As s Lord Justice Staughtan said in In Re T  EWCA Civ 18, :
The notion that consent or refusal of consent may not be a true consent or refusal presents a serious problem for doctors… The surgeon will be liable in damages if he operates when there is a valid refusal of consent, and liable in damages if he fails to operate in accordance with the principle of necessity when there was no valid decision by the patient…
For paramedics that means if the person is competent and refuses treatment so be it. If you then provide treatment, including sedation, that would be an assault. If, on the other hand, a subsequent review comes to the conclusion that the patient’s refusal was not an effective refusal, then there may be liability for not providing the necessary treatment (see the discussion in Tasmania – Alcohol affected patient refuses treatment and is not guilty of assaulting police – Part 1 (October 5, 2015)).
My conclusions are:
- The reference to ‘clinical judgement’ in s 351(2) means that police don’t need to do the sort of diagnostic tests that one would expect from a health professional but that does not mean that they do not have to make a genuine, honest judgment as to whether the criteria in s 351(1) apply. Even if that is not called a ‘clinical judgement’ it will require a judgment that the person appears to be suffering from a mental illness as defined.

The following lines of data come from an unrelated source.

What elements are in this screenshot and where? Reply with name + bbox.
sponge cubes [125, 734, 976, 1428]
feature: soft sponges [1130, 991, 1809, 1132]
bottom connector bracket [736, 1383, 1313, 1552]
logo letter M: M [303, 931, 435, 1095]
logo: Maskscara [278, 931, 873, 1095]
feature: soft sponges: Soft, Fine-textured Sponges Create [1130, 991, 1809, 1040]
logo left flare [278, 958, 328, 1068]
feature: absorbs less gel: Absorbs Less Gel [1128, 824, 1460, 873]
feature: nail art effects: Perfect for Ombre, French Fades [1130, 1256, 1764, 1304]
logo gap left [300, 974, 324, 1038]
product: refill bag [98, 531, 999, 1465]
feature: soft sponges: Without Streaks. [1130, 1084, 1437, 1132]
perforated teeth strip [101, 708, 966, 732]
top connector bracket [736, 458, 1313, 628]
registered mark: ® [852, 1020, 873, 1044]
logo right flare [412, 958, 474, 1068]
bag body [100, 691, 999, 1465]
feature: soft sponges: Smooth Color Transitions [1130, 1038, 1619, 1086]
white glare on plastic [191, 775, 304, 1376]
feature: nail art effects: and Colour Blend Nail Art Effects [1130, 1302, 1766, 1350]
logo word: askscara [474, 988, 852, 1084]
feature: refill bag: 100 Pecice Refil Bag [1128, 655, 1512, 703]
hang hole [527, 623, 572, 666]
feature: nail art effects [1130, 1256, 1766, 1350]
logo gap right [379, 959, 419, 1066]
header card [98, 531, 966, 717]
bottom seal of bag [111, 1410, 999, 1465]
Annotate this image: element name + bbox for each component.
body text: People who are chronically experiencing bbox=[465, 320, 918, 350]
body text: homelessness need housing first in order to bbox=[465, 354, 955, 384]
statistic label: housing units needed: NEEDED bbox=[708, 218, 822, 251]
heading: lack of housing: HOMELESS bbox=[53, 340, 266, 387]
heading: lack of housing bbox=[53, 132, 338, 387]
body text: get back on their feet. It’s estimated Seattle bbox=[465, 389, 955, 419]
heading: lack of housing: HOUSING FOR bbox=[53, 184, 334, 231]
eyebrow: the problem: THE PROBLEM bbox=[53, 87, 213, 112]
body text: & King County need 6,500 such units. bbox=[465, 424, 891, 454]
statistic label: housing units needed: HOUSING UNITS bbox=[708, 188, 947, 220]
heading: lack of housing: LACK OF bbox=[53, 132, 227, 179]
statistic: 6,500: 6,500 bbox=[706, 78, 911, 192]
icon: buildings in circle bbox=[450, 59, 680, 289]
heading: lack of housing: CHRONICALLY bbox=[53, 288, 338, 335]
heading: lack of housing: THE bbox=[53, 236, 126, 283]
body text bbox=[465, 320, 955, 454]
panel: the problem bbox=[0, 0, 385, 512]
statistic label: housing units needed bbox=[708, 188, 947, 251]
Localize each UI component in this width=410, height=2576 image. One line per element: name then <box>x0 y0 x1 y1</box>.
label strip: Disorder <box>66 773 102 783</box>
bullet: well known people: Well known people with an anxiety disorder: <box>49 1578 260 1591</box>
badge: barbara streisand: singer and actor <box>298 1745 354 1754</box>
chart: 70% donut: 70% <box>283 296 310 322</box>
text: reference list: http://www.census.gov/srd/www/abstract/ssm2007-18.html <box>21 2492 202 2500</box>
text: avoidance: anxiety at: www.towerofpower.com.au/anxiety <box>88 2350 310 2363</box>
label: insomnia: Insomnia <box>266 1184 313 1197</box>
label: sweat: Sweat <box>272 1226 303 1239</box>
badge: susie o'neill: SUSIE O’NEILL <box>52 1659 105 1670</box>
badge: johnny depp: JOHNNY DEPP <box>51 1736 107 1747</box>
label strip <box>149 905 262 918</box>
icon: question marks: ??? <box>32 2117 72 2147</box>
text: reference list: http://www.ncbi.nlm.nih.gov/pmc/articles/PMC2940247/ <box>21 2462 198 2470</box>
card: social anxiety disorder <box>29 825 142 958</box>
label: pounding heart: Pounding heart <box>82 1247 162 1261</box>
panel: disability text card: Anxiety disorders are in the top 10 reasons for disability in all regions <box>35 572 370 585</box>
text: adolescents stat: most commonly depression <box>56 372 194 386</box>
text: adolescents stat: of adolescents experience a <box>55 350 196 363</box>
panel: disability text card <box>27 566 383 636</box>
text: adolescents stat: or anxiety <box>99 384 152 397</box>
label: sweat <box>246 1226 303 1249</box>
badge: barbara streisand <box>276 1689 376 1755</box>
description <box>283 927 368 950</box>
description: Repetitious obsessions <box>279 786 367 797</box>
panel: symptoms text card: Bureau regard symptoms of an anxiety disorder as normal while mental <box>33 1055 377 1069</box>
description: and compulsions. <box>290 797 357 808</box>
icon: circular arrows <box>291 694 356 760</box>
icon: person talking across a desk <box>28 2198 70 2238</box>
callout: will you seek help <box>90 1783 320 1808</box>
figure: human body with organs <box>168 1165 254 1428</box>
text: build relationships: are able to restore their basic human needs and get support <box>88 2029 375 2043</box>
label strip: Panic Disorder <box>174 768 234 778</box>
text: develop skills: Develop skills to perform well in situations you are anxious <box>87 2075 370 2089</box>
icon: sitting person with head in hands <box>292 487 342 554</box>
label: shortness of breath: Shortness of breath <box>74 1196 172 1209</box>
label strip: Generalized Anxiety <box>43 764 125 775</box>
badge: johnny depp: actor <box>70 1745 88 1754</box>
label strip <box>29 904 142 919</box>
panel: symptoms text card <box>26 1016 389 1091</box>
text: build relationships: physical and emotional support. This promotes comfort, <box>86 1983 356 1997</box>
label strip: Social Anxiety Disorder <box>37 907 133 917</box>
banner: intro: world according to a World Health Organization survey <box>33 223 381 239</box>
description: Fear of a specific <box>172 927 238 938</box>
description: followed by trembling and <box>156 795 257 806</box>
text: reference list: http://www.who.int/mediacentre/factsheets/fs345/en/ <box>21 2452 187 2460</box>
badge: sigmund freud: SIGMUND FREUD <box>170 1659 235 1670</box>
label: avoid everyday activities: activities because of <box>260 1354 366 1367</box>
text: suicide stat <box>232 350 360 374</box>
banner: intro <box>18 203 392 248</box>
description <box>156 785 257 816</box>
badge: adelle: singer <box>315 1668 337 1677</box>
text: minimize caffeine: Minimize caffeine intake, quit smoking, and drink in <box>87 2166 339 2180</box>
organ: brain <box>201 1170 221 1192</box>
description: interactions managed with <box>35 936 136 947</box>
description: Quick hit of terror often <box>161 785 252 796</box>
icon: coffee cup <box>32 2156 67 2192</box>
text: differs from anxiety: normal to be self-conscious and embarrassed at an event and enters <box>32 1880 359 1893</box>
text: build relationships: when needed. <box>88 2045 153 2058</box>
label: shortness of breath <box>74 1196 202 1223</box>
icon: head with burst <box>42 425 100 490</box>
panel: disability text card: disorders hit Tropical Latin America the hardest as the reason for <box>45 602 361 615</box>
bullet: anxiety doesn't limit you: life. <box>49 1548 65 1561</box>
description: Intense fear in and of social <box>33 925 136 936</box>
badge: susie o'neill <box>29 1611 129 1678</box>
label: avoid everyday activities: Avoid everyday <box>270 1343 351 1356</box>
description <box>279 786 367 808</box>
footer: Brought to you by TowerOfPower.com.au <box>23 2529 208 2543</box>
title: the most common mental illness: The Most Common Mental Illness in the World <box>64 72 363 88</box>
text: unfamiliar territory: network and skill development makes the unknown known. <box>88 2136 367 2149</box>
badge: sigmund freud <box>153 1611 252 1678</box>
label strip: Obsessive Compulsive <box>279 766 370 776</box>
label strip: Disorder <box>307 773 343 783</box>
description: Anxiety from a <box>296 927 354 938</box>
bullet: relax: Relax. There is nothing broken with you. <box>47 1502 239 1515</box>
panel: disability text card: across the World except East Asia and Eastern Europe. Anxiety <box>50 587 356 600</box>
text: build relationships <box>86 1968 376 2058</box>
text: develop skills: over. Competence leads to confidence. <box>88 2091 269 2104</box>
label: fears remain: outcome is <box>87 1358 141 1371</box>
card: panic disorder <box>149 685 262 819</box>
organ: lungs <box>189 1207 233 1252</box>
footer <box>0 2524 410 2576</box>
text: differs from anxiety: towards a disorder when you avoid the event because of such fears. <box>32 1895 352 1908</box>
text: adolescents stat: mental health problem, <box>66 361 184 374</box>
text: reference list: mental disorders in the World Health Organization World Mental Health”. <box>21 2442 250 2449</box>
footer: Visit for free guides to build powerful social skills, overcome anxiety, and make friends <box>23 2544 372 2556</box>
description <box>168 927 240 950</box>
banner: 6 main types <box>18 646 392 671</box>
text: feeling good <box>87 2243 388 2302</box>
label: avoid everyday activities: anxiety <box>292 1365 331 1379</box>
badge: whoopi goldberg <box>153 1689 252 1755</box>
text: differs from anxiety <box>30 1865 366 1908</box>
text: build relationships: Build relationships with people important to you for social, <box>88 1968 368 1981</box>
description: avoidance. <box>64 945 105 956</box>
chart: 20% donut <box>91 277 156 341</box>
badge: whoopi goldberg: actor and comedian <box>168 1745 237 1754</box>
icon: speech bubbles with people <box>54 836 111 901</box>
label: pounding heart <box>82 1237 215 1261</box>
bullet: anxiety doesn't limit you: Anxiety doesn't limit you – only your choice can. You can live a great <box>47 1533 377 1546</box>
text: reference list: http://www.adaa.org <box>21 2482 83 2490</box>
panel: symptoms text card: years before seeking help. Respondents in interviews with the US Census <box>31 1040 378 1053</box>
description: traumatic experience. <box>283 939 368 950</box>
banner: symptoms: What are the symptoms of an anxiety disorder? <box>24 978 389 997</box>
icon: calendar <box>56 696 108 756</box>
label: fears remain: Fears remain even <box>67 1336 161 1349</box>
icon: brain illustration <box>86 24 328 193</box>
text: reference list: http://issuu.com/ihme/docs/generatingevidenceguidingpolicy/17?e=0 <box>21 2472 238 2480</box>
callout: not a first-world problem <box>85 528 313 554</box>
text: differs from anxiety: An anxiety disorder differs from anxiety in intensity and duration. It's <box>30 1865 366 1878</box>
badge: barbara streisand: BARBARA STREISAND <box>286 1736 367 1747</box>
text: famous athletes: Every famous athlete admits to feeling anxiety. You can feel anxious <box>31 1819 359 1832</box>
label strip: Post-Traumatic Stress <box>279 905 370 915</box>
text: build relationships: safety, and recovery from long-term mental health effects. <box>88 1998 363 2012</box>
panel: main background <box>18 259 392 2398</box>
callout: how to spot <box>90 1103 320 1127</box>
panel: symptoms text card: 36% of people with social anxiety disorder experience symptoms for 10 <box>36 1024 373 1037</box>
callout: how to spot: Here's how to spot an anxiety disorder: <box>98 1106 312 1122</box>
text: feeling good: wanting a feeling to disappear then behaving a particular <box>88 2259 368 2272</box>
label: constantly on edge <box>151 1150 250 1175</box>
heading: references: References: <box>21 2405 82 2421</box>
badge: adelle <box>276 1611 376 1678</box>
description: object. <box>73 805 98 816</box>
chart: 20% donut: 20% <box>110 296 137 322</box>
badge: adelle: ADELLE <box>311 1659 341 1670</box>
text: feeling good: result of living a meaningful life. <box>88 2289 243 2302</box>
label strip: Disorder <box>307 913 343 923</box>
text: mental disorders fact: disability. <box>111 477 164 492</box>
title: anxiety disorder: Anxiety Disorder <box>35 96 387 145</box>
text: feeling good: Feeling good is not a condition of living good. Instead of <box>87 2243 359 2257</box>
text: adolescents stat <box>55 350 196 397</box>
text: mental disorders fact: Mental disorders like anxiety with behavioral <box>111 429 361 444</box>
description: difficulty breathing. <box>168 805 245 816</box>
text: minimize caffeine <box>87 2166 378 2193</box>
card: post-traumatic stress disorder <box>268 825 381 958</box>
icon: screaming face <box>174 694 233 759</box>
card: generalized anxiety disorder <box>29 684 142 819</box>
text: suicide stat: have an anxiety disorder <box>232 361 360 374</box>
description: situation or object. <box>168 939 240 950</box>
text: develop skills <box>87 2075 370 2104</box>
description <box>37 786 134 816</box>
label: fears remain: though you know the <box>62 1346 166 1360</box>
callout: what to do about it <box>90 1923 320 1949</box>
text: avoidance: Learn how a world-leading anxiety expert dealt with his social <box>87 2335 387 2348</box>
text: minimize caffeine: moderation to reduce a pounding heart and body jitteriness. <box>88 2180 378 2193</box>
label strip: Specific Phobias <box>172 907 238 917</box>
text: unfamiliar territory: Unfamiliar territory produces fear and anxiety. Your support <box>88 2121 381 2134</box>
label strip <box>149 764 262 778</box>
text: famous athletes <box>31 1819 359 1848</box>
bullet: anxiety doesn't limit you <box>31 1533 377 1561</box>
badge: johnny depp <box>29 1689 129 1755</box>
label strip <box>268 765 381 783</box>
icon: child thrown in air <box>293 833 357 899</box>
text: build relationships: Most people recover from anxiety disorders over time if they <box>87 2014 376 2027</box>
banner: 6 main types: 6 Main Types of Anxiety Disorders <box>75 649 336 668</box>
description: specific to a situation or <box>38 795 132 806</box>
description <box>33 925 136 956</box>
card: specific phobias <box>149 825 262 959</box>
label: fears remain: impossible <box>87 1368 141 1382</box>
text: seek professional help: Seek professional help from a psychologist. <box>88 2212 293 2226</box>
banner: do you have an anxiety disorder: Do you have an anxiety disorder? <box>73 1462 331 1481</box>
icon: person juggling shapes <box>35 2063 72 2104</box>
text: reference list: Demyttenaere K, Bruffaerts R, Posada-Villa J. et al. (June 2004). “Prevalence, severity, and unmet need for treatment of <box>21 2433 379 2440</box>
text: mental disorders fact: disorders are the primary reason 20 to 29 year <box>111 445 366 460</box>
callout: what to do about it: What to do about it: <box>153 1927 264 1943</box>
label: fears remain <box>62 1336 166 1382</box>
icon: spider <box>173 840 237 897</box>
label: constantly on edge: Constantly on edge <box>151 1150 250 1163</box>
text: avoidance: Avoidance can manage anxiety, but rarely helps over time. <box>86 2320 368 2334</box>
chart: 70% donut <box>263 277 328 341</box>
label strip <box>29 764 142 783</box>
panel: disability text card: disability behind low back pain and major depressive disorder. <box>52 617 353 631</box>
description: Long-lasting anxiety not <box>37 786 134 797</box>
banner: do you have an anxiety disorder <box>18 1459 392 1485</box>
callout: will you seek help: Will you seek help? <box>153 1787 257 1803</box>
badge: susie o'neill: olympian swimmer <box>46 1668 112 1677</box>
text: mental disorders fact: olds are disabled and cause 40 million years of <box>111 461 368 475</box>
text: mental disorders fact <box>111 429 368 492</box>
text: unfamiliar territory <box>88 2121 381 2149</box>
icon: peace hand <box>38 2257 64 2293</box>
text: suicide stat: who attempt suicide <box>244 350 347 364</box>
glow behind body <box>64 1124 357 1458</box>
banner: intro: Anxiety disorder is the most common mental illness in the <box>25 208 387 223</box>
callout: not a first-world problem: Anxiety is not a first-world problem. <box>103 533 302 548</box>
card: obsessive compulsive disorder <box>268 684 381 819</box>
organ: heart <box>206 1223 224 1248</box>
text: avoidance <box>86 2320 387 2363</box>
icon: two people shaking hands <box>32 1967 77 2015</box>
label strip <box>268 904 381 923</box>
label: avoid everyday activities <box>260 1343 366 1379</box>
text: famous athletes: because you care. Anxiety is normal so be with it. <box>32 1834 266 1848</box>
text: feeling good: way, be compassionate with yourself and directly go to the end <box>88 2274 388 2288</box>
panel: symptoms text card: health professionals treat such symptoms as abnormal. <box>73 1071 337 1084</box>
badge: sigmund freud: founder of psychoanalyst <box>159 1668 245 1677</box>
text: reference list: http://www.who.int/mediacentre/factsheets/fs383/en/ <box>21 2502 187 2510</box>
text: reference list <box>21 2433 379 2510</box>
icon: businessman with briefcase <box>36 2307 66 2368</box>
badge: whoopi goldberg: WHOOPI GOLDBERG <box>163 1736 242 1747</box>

- Police may detain a person under s 351 and transporting a person and thereby continuing that detention will not be a false imprisonment by the paramedic. The use of force, and sedation, would require the paramedic to be satisfied that the criteria in s 350 and or CPGA0708 apply. A paramedic should not ‘sedate or restrain patients for transport to a mental health facility’ if they do not feel that these criteria apply.
- The use of sedation to treat drug affected patients is justified by the doctrine of necessity. For that doctrine to apply it has to be the case that the person cannot give effective consent or refusal and the treatment is reasonable and in the patient’s best interest. If the patient is competent a refusal of treatment, even if a poor decision, must be honoured.